In the Slavic rural cosmology color white represented the light, and was associated with a metaphysical state between the world of the living and the dead, a thin veil where dead souls could appear. In that sense it’s very dualistic. The color meant both the life and the deep sleep, the rebirth and the death, the cleanness and the sickness. It was a color of the air, between the Earth and the Sky. In Polish and other Slavic folklore, the color white was often called by various adjectives like color błyszczący (gleaming, sparkling, glittering) or świetlisty (meaning: created from light, full of light or reflecting light, lucent, fulgent).

White used to be a color of a ritual passage between the states of human life, the states where the life and death were close together. In that meaning, it was the best color to accompany humans during the three most important transitional states, which in the Slavic folklore were the moments of birth, marriage, and death, marking the most fragile states of a cycle of human life. White elements of clothing were prepared for those closest to the veil dividing the worlds: the newborns and the dead with those mourning them (only slowly over the centuries white was replaced with black as the mourning color upon the growing influence of Christanity). For a funeral, the deceased member of the community was having their feet wrapped with white cloth, and getting a special type of white shirt prepared only for the dead (a shirt sewn without any knots, as knots might’ve tied their sins with them for eternity). In a symbolic sense white color was also the personification of Death who in the Polish folklore was commonly described as a woman dressed in white, and as such often represented in various rituals or religious images.

Winter covered the lands with white snow – during that season it was a color of a deep sleep and nature’s symbolic death, nature’s mourning robes. During spring, seen as the season of nature’s rebirth and an explosion of new life all around, color white was being symbolically reclaimed by the people as the color of the light bringing the life to the lands surrounding them. A good metaphor for that cycle and the changing meaning of the color white could be the first signs of the approaching spring: delicate white petals of przebiśniegi (snowdrops) and zawilce (anemones) poking out from the white snow. Festive white koszule (shirts) were prepared for various events lasting throughout the spring and early summer, and white was a symbolic color for spring celebrations – the season between the winter (nature’s death) and summer (reborn nature in its full living state).

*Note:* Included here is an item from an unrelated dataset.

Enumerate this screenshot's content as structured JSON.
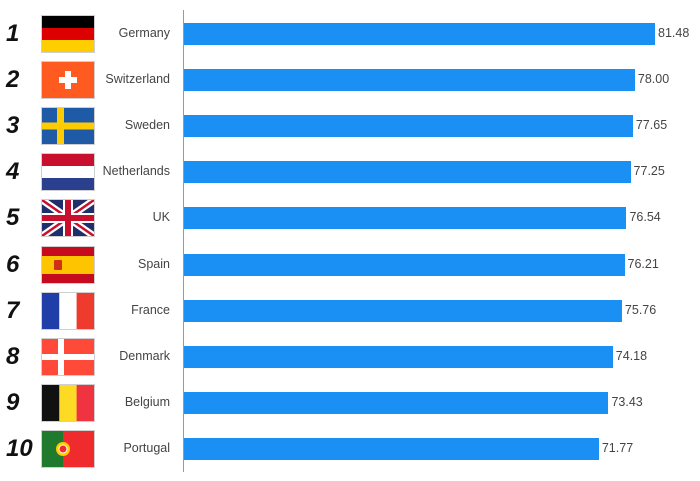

Numerous mythological beings were described as appearing in white colors, particularly the demons of disease or death, deadly pale, dressed in white clothes. Of the beings appearing in white, the most frequent were those demons “born” of the souls of those no longer alive, the damned humans or those after a tragic death who still have unfinished business in the world of the living. A good example could be popular legends about a Biała Dama or a Biała Pani (White Lady) haunting old manors, always appearing in an ethereal white dress. Malicious beings like rusałki, wiły, dziwożony, or even some wiedźmy (witches) were often described as either wearing white robes, being deathly pale, or having white hair. In some regional variants the connection with sickness becomes even more obvious, and one of the interesting examples are beings called biali zimni ludzie (white cold people), small malicious demons bringing diseases (they are most likely associated with a primitive concept of viruses or bacterias). Various “white” apparitions and demons were showing up the most often close to waters. Many legends told about two types of water: there were stories about the “living water”, and the “dead water”. The life-bringing water was always described as running (like streams, rivers) and reflecting the clear light. White was also the color of tears.